We need to rethink how we are preparing our boys for life as men  through schools and centers for education. There is a serious danger in the most popular approach: sit through tons of passive classroom experiences, learn how to take the tests, get into college for the experience, and then hope that grad school actually helps you discern the right path. Meanwhile we have raised the debt ceiling for our son or daughter so high that they no longer have a roof over their head.

At Riverside we are developing a new Tutorial approach to teaching boys, one that balances the great heritage of classical liberal arts learning with a workshop style approach that like the two paintings in this post, direct the restless energy of boys towards end goals that they can exhibit, show, and be proud of. Though it is easier to wrap our minds around how a model shipbuilding workshop would engage the interest of boys, it is more difficult to apply this approach in the area of speaking, writing, and reading. But it is possible.

Don Bosco had his young orphan lads publish newspapers; Erasmus saw the importance of making learning a game or competition; Montessori believed that education was a preparation for “going out” into the world.

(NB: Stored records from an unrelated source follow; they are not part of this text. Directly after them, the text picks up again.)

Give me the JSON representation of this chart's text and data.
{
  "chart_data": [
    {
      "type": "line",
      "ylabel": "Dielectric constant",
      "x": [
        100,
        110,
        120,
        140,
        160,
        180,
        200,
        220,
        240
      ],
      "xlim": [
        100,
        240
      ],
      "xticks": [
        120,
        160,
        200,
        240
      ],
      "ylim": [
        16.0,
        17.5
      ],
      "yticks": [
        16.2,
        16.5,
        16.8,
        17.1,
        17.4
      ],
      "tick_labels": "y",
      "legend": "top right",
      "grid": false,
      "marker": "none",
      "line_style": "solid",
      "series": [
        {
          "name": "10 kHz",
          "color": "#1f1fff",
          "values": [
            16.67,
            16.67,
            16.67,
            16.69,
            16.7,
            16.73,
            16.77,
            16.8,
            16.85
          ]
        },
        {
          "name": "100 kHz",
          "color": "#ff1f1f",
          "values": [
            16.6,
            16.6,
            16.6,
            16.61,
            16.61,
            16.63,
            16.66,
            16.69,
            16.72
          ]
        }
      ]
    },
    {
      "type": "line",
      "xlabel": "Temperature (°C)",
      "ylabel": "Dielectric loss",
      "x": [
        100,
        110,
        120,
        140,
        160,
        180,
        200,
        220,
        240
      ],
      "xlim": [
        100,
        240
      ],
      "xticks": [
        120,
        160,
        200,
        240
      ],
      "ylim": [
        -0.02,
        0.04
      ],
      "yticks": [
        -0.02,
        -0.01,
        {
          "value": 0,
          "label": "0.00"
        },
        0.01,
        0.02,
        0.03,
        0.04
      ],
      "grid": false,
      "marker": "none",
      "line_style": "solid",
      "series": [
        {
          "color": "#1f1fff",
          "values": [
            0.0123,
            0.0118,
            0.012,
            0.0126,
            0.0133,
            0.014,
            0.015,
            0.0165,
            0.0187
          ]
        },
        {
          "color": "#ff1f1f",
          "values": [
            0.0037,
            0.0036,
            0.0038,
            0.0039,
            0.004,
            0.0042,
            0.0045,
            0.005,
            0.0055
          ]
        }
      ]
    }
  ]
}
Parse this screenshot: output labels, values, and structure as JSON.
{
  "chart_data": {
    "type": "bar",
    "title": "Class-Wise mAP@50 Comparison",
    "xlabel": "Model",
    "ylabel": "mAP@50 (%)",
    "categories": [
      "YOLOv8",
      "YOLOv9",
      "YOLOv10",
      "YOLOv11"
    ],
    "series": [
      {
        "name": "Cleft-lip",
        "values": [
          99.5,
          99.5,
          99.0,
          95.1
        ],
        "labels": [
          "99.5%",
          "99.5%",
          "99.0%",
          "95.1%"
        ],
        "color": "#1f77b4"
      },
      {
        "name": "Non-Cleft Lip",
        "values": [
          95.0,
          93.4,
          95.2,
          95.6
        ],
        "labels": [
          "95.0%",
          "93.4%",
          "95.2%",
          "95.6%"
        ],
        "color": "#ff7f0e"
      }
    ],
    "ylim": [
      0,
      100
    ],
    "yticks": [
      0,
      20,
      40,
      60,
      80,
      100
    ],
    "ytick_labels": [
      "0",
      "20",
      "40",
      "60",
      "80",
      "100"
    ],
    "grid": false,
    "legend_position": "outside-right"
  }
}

Each of these educators had great insights into how to engage the young.

Imagine a creative communications workshop wherein the boys are producing radio shows: interviewing famous historical figures, performing dramas, giving speeches, or reporting on an important event or discovery. Imagine a workshop in which they are publishing journals and newspapers through which they learn various styles of writing–from straight reporting to editorials and sports articles. Imagine boys making short nature documentaries and recording voiceovers based on what they learned through natural history sessions. Imagine them learning how to give a sales pitch, interview a CEO, or make a presentation. Imagine boys reading good books and learning how to tell stories and recite poetry. We must recover the lost art of storytelling. It is not only important for the formation of their moral imaginations and the recovery of culture–for a people who do not know their story will forget who they are–but also so that they learn to be great communicators.

I remember that most of the fellas at school who were the most active and entrepreneurial were involved with clubs like newspaper, yearbook, shop class, or theatre. They saw the end goal–the product of the skills they were mastering– and they had something to show for it in the here and now. Boys get frustrated with activities that seem to be randomly assigned by a teacher, without any sense of where the lesson is going. Now, certainly the Miyagi-esque method, “Wax on! Wax off!” can work as well, and we all know that boys will never understand why for instance, diagraming sentences is important–though if there was a Duck Hunt like game for diagramming, they might enjoy it more.

We are often too afraid to get our young lads working now. There is so much talk of preparation and getting reading for the real world, that they do not enter into the real world for years down the road. Their lives are too soft, filled with study and prepping for college. We thus have the plague of an “extended adolescence” wherein young men are still wasting their time playing video games instead of learning interesting new skills. We wonder why a culture of manhood is waning, and yet we then do not give them the boyhood challenges they need–those coming of age experiences, or gateways to manhood. Boys want to “do” now–they are tired of paperwork and pretend! Male teachers are tired of this too, and this is why there is a serious male teacher shortage–but that’s for another post as well.

Therefore, we introduce to you the Riverside Center for Education, which takes the old apprenticeship model and balances it with the classical liberal arts–through the Tutorial–a vibrant and active creative communications workshop rooted in great stories, dialogues, speeches, and other great fodder for their imaginations, hearts, and intellects.

There are other programs as well that are even more hands-on, like Maker, Film, and Ranger. Boys do not just need skills though. They also need to be guided by the compass of moral wisdom attained through the study of the liberal arts.